2002 yılında baba Le Pen ile Jacques Chirac’ın ikinci tura kalması üzerine sendika konfederasyonları, faşizme duyulan tepkiyle, milyonlarca işçiyle 1 Mayıs eylemi gerçekleştirmişti. Bu 1 Mayıs’ta da, 7 büyük işçi konfederasyonu, benzer bir 1 Mayıs eylemi düzenlemek için harekete geçti. Ancak Paris’in en büyük iki işçi konfederasyonu olan CGT ile CFDT arasında yürüyüşün sloganı konusunda anlaşmazlık çıktı. CFDT “Le Pen’e karşı Macron’u destekle” sloganını öne çıkarınca, hiçbir aday desteklemeden sadece “Le Pen’e karşı yürüyüş” adını öneren CGT’nin yürüyüşleri ayrıştı, diğer sendikalar da ikiye bölündü.

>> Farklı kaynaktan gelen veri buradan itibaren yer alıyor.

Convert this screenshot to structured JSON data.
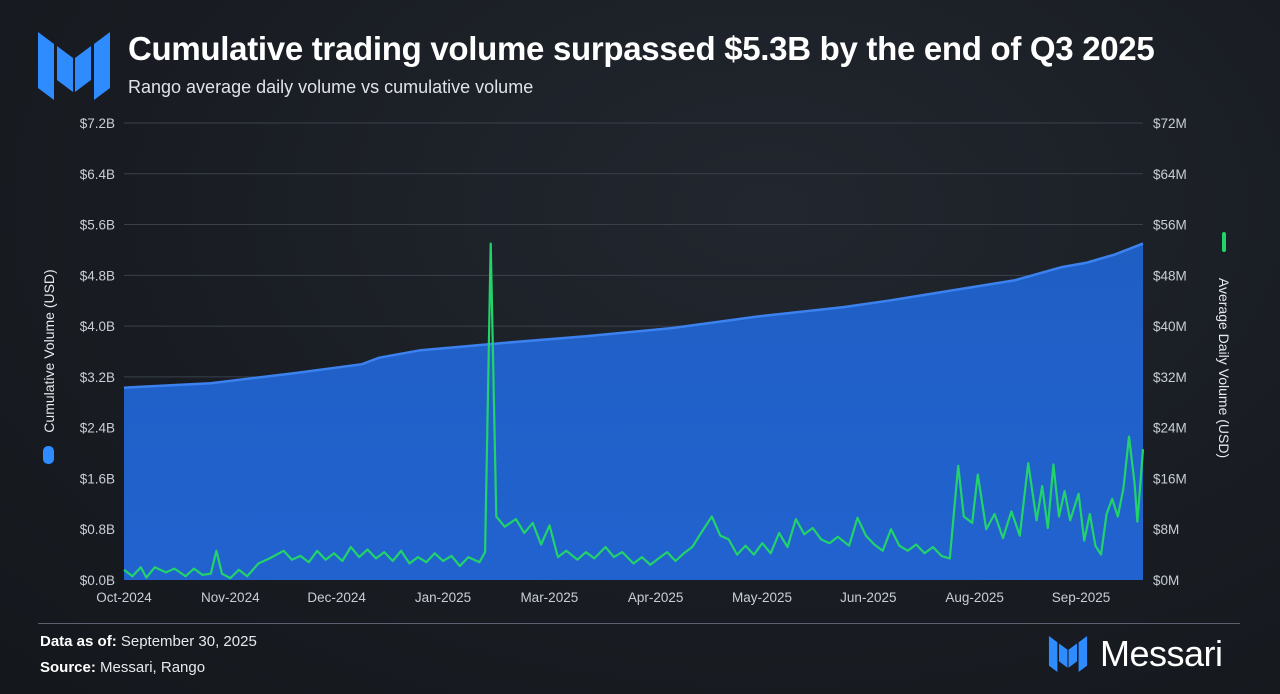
{
  "title": "Cumulative trading volume surpassed $5.3B by the end of Q3 2025",
  "subtitle": "Rango average daily volume vs cumulative volume",
  "footer": {
    "data_as_of_label": "Data as of:",
    "data_as_of_value": " September 30, 2025",
    "source_label": "Source:",
    "source_value": " Messari, Rango"
  },
  "brand": {
    "name": "Messari",
    "icon": "messari-logo-icon"
  },
  "colors": {
    "cumulative_area": "#1f5fc4",
    "cumulative_line": "#3b82f0",
    "daily_line": "#22d36a",
    "gridline": "#3a414c"
  },
  "chart_data": {
    "type": "area",
    "x_ticks": [
      "Oct-2024",
      "Nov-2024",
      "Dec-2024",
      "Jan-2025",
      "Mar-2025",
      "Apr-2025",
      "May-2025",
      "Jun-2025",
      "Aug-2025",
      "Sep-2025"
    ],
    "x_range": [
      "2024-10-01",
      "2025-09-30"
    ],
    "y_left": {
      "label": "Cumulative Volume (USD)",
      "range": [
        0,
        7.2
      ],
      "ticks": [
        "$0.0B",
        "$0.8B",
        "$1.6B",
        "$2.4B",
        "$3.2B",
        "$4.0B",
        "$4.8B",
        "$5.6B",
        "$6.4B",
        "$7.2B"
      ]
    },
    "y_right": {
      "label": "Average Daily Volume (USD)",
      "range": [
        0,
        72
      ],
      "ticks": [
        "$0M",
        "$8M",
        "$16M",
        "$24M",
        "$32M",
        "$40M",
        "$48M",
        "$56M",
        "$64M",
        "$72M"
      ]
    },
    "grid": true,
    "series": [
      {
        "name": "Cumulative Volume (USD)",
        "type": "area",
        "axis": "left",
        "unit": "billion USD",
        "points": [
          [
            "2024-10-01",
            3.03
          ],
          [
            "2024-11-01",
            3.1
          ],
          [
            "2024-12-01",
            3.26
          ],
          [
            "2024-12-25",
            3.4
          ],
          [
            "2024-12-31",
            3.5
          ],
          [
            "2025-01-15",
            3.62
          ],
          [
            "2025-02-15",
            3.74
          ],
          [
            "2025-03-15",
            3.84
          ],
          [
            "2025-04-15",
            3.97
          ],
          [
            "2025-05-15",
            4.15
          ],
          [
            "2025-06-15",
            4.3
          ],
          [
            "2025-07-01",
            4.4
          ],
          [
            "2025-07-15",
            4.5
          ],
          [
            "2025-08-15",
            4.72
          ],
          [
            "2025-09-01",
            4.93
          ],
          [
            "2025-09-10",
            5.0
          ],
          [
            "2025-09-20",
            5.13
          ],
          [
            "2025-09-30",
            5.3
          ]
        ]
      },
      {
        "name": "Average Daily Volume (USD)",
        "type": "line",
        "axis": "right",
        "unit": "million USD",
        "points": [
          [
            "2024-10-01",
            1.6
          ],
          [
            "2024-10-04",
            0.6
          ],
          [
            "2024-10-07",
            2.0
          ],
          [
            "2024-10-09",
            0.4
          ],
          [
            "2024-10-12",
            2.0
          ],
          [
            "2024-10-16",
            1.2
          ],
          [
            "2024-10-19",
            1.8
          ],
          [
            "2024-10-23",
            0.6
          ],
          [
            "2024-10-26",
            1.8
          ],
          [
            "2024-10-29",
            0.8
          ],
          [
            "2024-11-01",
            1.0
          ],
          [
            "2024-11-03",
            4.6
          ],
          [
            "2024-11-05",
            1.0
          ],
          [
            "2024-11-08",
            0.3
          ],
          [
            "2024-11-11",
            1.6
          ],
          [
            "2024-11-14",
            0.6
          ],
          [
            "2024-11-18",
            2.6
          ],
          [
            "2024-11-22",
            3.4
          ],
          [
            "2024-11-27",
            4.6
          ],
          [
            "2024-11-30",
            3.2
          ],
          [
            "2024-12-03",
            3.8
          ],
          [
            "2024-12-06",
            2.8
          ],
          [
            "2024-12-09",
            4.6
          ],
          [
            "2024-12-12",
            3.2
          ],
          [
            "2024-12-15",
            4.2
          ],
          [
            "2024-12-18",
            3.0
          ],
          [
            "2024-12-21",
            5.2
          ],
          [
            "2024-12-24",
            3.6
          ],
          [
            "2024-12-27",
            4.8
          ],
          [
            "2024-12-30",
            3.4
          ],
          [
            "2025-01-02",
            4.4
          ],
          [
            "2025-01-05",
            3.0
          ],
          [
            "2025-01-08",
            4.6
          ],
          [
            "2025-01-11",
            2.6
          ],
          [
            "2025-01-14",
            3.6
          ],
          [
            "2025-01-17",
            2.8
          ],
          [
            "2025-01-20",
            4.2
          ],
          [
            "2025-01-23",
            3.0
          ],
          [
            "2025-01-26",
            3.8
          ],
          [
            "2025-01-29",
            2.2
          ],
          [
            "2025-02-01",
            3.6
          ],
          [
            "2025-02-05",
            2.8
          ],
          [
            "2025-02-07",
            4.4
          ],
          [
            "2025-02-09",
            53.0
          ],
          [
            "2025-02-11",
            10.0
          ],
          [
            "2025-02-14",
            8.4
          ],
          [
            "2025-02-18",
            9.6
          ],
          [
            "2025-02-21",
            7.4
          ],
          [
            "2025-02-24",
            9.0
          ],
          [
            "2025-02-27",
            5.6
          ],
          [
            "2025-03-02",
            8.6
          ],
          [
            "2025-03-05",
            3.6
          ],
          [
            "2025-03-08",
            4.6
          ],
          [
            "2025-03-12",
            3.2
          ],
          [
            "2025-03-15",
            4.4
          ],
          [
            "2025-03-18",
            3.4
          ],
          [
            "2025-03-22",
            5.2
          ],
          [
            "2025-03-25",
            3.6
          ],
          [
            "2025-03-28",
            4.4
          ],
          [
            "2025-04-01",
            2.6
          ],
          [
            "2025-04-04",
            3.6
          ],
          [
            "2025-04-07",
            2.4
          ],
          [
            "2025-04-10",
            3.4
          ],
          [
            "2025-04-13",
            4.4
          ],
          [
            "2025-04-16",
            3.0
          ],
          [
            "2025-04-19",
            4.2
          ],
          [
            "2025-04-22",
            5.2
          ],
          [
            "2025-04-26",
            8.0
          ],
          [
            "2025-04-29",
            10.0
          ],
          [
            "2025-05-02",
            7.0
          ],
          [
            "2025-05-05",
            6.4
          ],
          [
            "2025-05-08",
            4.0
          ],
          [
            "2025-05-11",
            5.4
          ],
          [
            "2025-05-14",
            4.0
          ],
          [
            "2025-05-17",
            5.8
          ],
          [
            "2025-05-20",
            4.2
          ],
          [
            "2025-05-23",
            7.4
          ],
          [
            "2025-05-26",
            5.2
          ],
          [
            "2025-05-29",
            9.6
          ],
          [
            "2025-06-01",
            7.2
          ],
          [
            "2025-06-04",
            8.2
          ],
          [
            "2025-06-07",
            6.4
          ],
          [
            "2025-06-10",
            5.8
          ],
          [
            "2025-06-13",
            6.8
          ],
          [
            "2025-06-17",
            5.4
          ],
          [
            "2025-06-20",
            9.8
          ],
          [
            "2025-06-23",
            7.0
          ],
          [
            "2025-06-26",
            5.6
          ],
          [
            "2025-06-29",
            4.6
          ],
          [
            "2025-07-02",
            8.0
          ],
          [
            "2025-07-05",
            5.4
          ],
          [
            "2025-07-08",
            4.6
          ],
          [
            "2025-07-11",
            5.6
          ],
          [
            "2025-07-14",
            4.2
          ],
          [
            "2025-07-17",
            5.2
          ],
          [
            "2025-07-20",
            3.8
          ],
          [
            "2025-07-23",
            3.4
          ],
          [
            "2025-07-26",
            18.0
          ],
          [
            "2025-07-28",
            10.0
          ],
          [
            "2025-07-31",
            9.0
          ],
          [
            "2025-08-02",
            16.6
          ],
          [
            "2025-08-05",
            8.0
          ],
          [
            "2025-08-08",
            10.4
          ],
          [
            "2025-08-11",
            6.6
          ],
          [
            "2025-08-14",
            10.8
          ],
          [
            "2025-08-17",
            7.0
          ],
          [
            "2025-08-20",
            18.4
          ],
          [
            "2025-08-23",
            9.4
          ],
          [
            "2025-08-25",
            14.8
          ],
          [
            "2025-08-27",
            8.2
          ],
          [
            "2025-08-29",
            18.2
          ],
          [
            "2025-08-31",
            10.0
          ],
          [
            "2025-09-02",
            14.0
          ],
          [
            "2025-09-04",
            9.4
          ],
          [
            "2025-09-07",
            13.6
          ],
          [
            "2025-09-09",
            6.2
          ],
          [
            "2025-09-11",
            10.4
          ],
          [
            "2025-09-13",
            5.4
          ],
          [
            "2025-09-15",
            4.0
          ],
          [
            "2025-09-17",
            10.4
          ],
          [
            "2025-09-19",
            12.8
          ],
          [
            "2025-09-21",
            10.0
          ],
          [
            "2025-09-23",
            14.4
          ],
          [
            "2025-09-25",
            22.6
          ],
          [
            "2025-09-27",
            15.2
          ],
          [
            "2025-09-28",
            9.2
          ],
          [
            "2025-09-30",
            20.6
          ]
        ]
      }
    ]
  }
}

CGT’nin yürüyüşü sırasında, faşist aday Le Pen’i protesto eden gençler polisle çatıştı. Polisin saldırıları karşısında, gençler de taş, sopa ve Molotof kokteyl ile kendilerini savundular.

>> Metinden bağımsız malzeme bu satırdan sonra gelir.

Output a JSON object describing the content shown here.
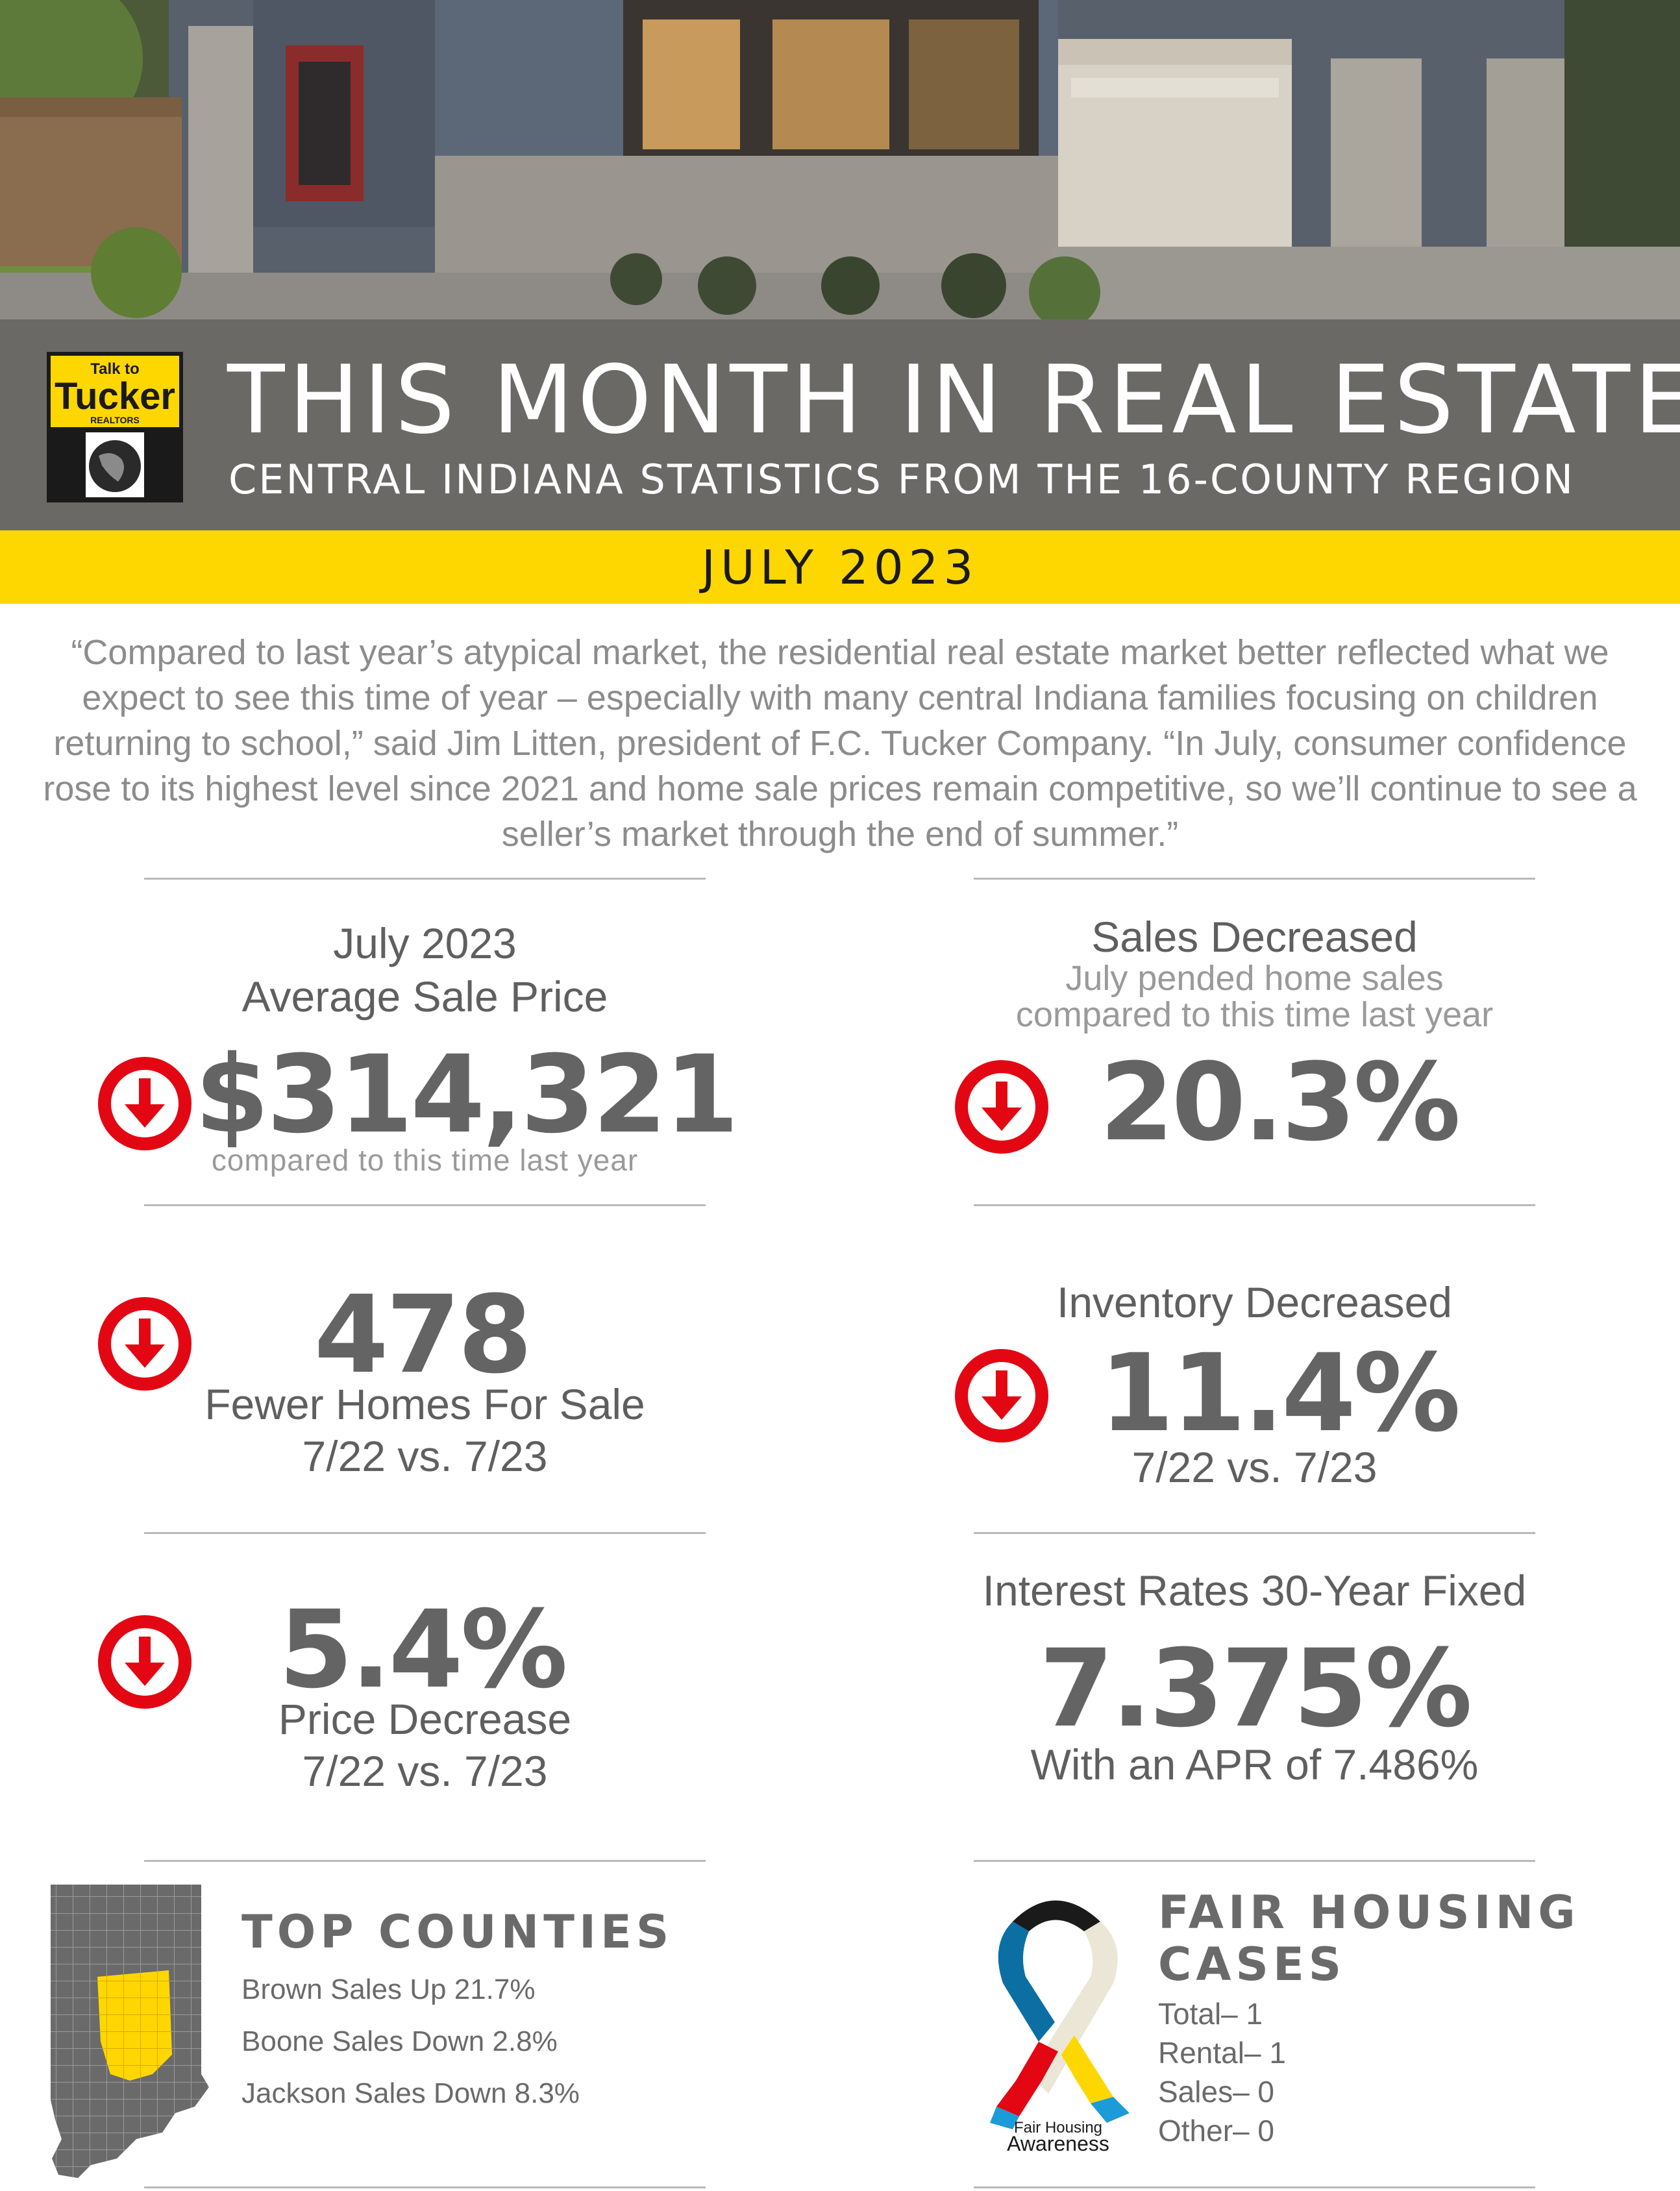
{
  "header": {
    "logo_text": [
      "Talk to",
      "Tucker",
      "REALTORS"
    ],
    "title": "THIS MONTH IN REAL ESTATE",
    "subtitle": "CENTRAL INDIANA STATISTICS FROM THE 16-COUNTY REGION",
    "date": "JULY 2023"
  },
  "quote": "“Compared to last year’s atypical market, the residential real estate market better reflected what we expect to see this time of year – especially with many central Indiana families focusing on children returning to school,” said Jim Litten, president of F.C. Tucker Company. “In July, consumer confidence rose to its highest level since 2021 and home sale prices remain competitive, so we’ll continue to see a seller’s market through the end of summer.”",
  "stats": {
    "avg_price": {
      "label_line1": "July 2023",
      "label_line2": "Average Sale Price",
      "value": "$314,321",
      "caption": "compared to this time last year",
      "trend": "down"
    },
    "sales": {
      "label": "Sales Decreased",
      "sub_line1": "July pended home sales",
      "sub_line2": "compared to this time last year",
      "value": "20.3%",
      "trend": "down"
    },
    "fewer_homes": {
      "value": "478",
      "label": "Fewer Homes For Sale",
      "period": "7/22 vs. 7/23",
      "trend": "down"
    },
    "inventory": {
      "label": "Inventory Decreased",
      "value": "11.4%",
      "period": "7/22 vs. 7/23",
      "trend": "down"
    },
    "price_decrease": {
      "value": "5.4%",
      "label": "Price Decrease",
      "period": "7/22 vs. 7/23",
      "trend": "down"
    },
    "interest": {
      "label": "Interest Rates 30-Year Fixed",
      "value": "7.375%",
      "apr": "With an APR of 7.486%"
    }
  },
  "top_counties": {
    "heading": "TOP COUNTIES",
    "items": [
      "Brown Sales Up 21.7%",
      "Boone Sales Down 2.8%",
      "Jackson Sales Down 8.3%"
    ]
  },
  "fair_housing": {
    "heading_line1": "FAIR HOUSING",
    "heading_line2": "CASES",
    "items": [
      "Total– 1",
      "Rental– 1",
      "Sales– 0",
      "Other– 0"
    ],
    "ribbon_line1": "Fair Housing",
    "ribbon_line2": "Awareness"
  },
  "colors": {
    "band": "#6b6966",
    "accent_yellow": "#ffd700",
    "arrow_red": "#e30613",
    "text_gray": "#646464"
  }
}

CFDT’nin 1 Mayıs yürüyüşünü Macron’a destek yürüyüşüne çevirme çabası, işçilerin ve gençlerin tepkisini çekti. 2015 yılı sonlarından itibaren gündeme getirilen yeni iş yasası, işçilerin kazanılmış haklarına karşı büyük bir saldırı içeriyordu. Yıllardır hak gasplarına karşı kitlelerin biriken öfkesi, bu yasa karşısında patladı. Günler süren genel grevler, meydan işgalleri, boykotlar vb. ile, kitleler bu yasaya olan tepkilerini ortaya koydular. Ve bu yasanın mimarlarından biri de, ekonomi bakanı olan Macron’du.
Bugün Le Pen’in ırkçı kimliği kitlelerin büyük tepkisini çekiyor. Ancak Macron da, gerçekte kitlelerin onay verdiği bir aday değil. Bu yüzden 1 Mayıs yürüyüşü, her iki adaya karşı, işçi ve emekçilerin daha iyi bir yaşam talepleri üzerinden gerçekleştirildi. Ve kitlelerin tepkisi, polisin saldırıları karşısında direniş olarak kendisini gösterdi.